A ministra da Secretaria dos Direitos Humanos (Sedh), Maria do Rosário, não compareceu e foi representada por José Armando Fraga Diniz Guerra. Segundo ele, o entendimento da secretaria é de que possíveis alterações do Artigo 149 do Código Penal (que enquadra o trabalho escravo como delito) – como precondição para a aprovação da PEC na Câmara – serão fonte de insegurança e não o contrário.

“Esperamos que a PEC nunca seja utilizada. Traz penalização dura, mas é para que sirva de exemplo. Se tiver que ser feita expropriação, não vai ser ao arrepio da lei e da Constituição. Será respeitado todo o processo legal que já existe”, explicou Guerra.

De acordo com a analista da CNI, Rossana Marques Salsano, a expropriação é pena considerada excessiva por ser perpétua – o que, segundo ela, é contrário ao ordenamento jurídico brasileiro.

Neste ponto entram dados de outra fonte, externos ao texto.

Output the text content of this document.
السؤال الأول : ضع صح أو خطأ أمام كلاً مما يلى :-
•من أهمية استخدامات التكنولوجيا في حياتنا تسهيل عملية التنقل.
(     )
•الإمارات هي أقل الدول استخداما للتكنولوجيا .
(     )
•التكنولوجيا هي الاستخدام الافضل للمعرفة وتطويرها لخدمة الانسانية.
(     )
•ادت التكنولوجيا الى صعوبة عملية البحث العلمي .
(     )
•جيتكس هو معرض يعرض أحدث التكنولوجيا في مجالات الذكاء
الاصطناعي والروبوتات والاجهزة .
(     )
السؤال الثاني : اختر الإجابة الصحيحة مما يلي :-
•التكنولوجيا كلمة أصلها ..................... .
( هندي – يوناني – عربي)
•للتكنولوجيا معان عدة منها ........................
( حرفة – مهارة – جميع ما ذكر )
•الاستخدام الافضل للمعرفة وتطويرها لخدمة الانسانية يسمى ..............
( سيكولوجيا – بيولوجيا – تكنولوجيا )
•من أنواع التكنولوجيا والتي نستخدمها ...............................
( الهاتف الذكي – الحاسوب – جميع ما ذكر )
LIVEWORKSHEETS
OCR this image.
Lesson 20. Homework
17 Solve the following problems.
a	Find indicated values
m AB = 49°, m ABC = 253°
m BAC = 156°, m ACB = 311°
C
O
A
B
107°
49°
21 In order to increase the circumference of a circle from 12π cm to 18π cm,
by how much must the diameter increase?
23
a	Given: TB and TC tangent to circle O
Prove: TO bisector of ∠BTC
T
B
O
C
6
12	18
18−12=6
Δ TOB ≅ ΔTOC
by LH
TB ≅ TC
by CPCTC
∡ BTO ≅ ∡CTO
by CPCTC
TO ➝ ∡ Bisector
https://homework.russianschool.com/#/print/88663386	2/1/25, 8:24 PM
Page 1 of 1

O procurador Sebastião Caixeta, por outro lado, disse que embora a autonomia privada seja um princípio, a função social da propriedade deve ser mantida. Caso haja identificação de trabalho escravo no local, “não há como a autonomia privada prevalecer sobre isso”.

A audiência ainda teve a presença da diretora da Organização Internacional do Trabalho (OIT) no Brasil, Andrea Bolzon; dos representantes do Ministério do Trabalho e Emprego (TEM), Alexandre Lyra; e da Central Geral dos Trabalhadores do Brasil (CGTB), Waldir Ferreira da Silva.